I thought I would start with severely limiting my carbs because when I sat down to study my eating habits, I realized carbs were not only the star of the show, but also the opening acts, ticket takers and audience. In other words, it was the whole show.

Carbs are WAY toooooo big in my life. And I mean the processed, unhealthy kinds. Candy, chips, bread, white rice, crackers, snack bars…

So, first things first. I am limiting them. I am taking the first step.

And I have a feeling I will not be thrilled about this initially, just like I wasn’t about quitting Diet Coke, but no pain, no gain.

And away we goooooo!

Stay tuned….

#losingfifteenpoundsdamnit

 

 

Make Healthy A Habit

I want to change some habits of mine. Things like not drinking wine as much and eating food that is better for my body (damn those french fries!)

New year. New start. The road is wide open.

It’s no wonder gym memberships sky rocket after New Year’s. It’s a great time to hit the restart button. Start of a new year. You’re ready to go!

But… that passion at the start of the year is rather difficult to maintain and the once-crowded gym of January becomes a much-emptier one by February.

So, how does one keep the passion alive for change well beyond the start of the new year?

I don’t know if there’s one magical answer but I do believe it has a lot to do with consciously trying to change one’s daily habits and making the life-changing commitment to do it. Therefore…

Welcome to my next blog project!

My husband mentioned he read it takes three weeks to form a habit. I did a little research on that and learned it’s a debatable claim loosely based on the work of cosmetic surgeon, Walter Maltz. I’m going to give it a shot, nonetheless.

For the next 21 days, I’m going to attempt to make healthy a habit, one that will become a lifestyle for me, not a short-lived resolution. I want to eat healthier, decrease my wine intake and learn new ways to treat my body and mind better. I’ve been reading up on the Paleo diet and while I don’t plan to eliminate all grains and dairy, I am very drawn to the idea of eating food directly from nature and returning to a simpler diet of meat, vegetables and fruits.
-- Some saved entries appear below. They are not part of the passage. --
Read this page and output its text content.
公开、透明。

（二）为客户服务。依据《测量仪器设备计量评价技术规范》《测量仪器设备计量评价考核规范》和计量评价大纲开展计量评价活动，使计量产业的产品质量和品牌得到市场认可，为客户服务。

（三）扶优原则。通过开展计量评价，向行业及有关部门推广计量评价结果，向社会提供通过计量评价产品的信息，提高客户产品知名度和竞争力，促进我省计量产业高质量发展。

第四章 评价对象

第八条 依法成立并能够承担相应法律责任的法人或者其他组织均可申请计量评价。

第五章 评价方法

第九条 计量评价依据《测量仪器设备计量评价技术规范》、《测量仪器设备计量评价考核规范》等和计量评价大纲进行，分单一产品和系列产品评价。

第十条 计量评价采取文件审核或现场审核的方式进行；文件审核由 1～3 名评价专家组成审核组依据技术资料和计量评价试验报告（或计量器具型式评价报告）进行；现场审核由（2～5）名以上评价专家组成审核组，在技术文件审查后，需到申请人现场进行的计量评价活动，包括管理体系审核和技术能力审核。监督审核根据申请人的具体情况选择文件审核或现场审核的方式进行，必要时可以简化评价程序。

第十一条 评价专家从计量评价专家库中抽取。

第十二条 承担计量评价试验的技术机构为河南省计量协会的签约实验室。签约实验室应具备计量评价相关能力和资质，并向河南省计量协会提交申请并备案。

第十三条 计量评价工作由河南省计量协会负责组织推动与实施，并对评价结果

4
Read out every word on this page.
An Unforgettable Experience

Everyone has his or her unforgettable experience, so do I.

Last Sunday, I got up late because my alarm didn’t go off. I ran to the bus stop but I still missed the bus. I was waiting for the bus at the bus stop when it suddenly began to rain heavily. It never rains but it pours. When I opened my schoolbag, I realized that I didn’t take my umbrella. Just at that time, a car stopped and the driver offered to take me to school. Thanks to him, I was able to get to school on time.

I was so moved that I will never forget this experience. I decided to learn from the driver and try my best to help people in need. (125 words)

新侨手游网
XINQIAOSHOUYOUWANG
I’ll be posting daily (though exact times will vary) about my three-week journey of trying to make healthy a habit and I invite you to join me. After that, I’ll be posting weekly about how my habits have (or haven’t) changed.

We begin now.

I took a Kundalini yoga class this morning to help put my head in the right mindset. And now, I’m off to my local Sprouts to stock up on groceries for the week to help me make better choices. It will be tempting not to swing through a drive-through after I’ve worked all day or reach for a bag of chips rather than carrot sticks when I want a snack but it will only happen if I begin the process now and make the commitment to follow through on it.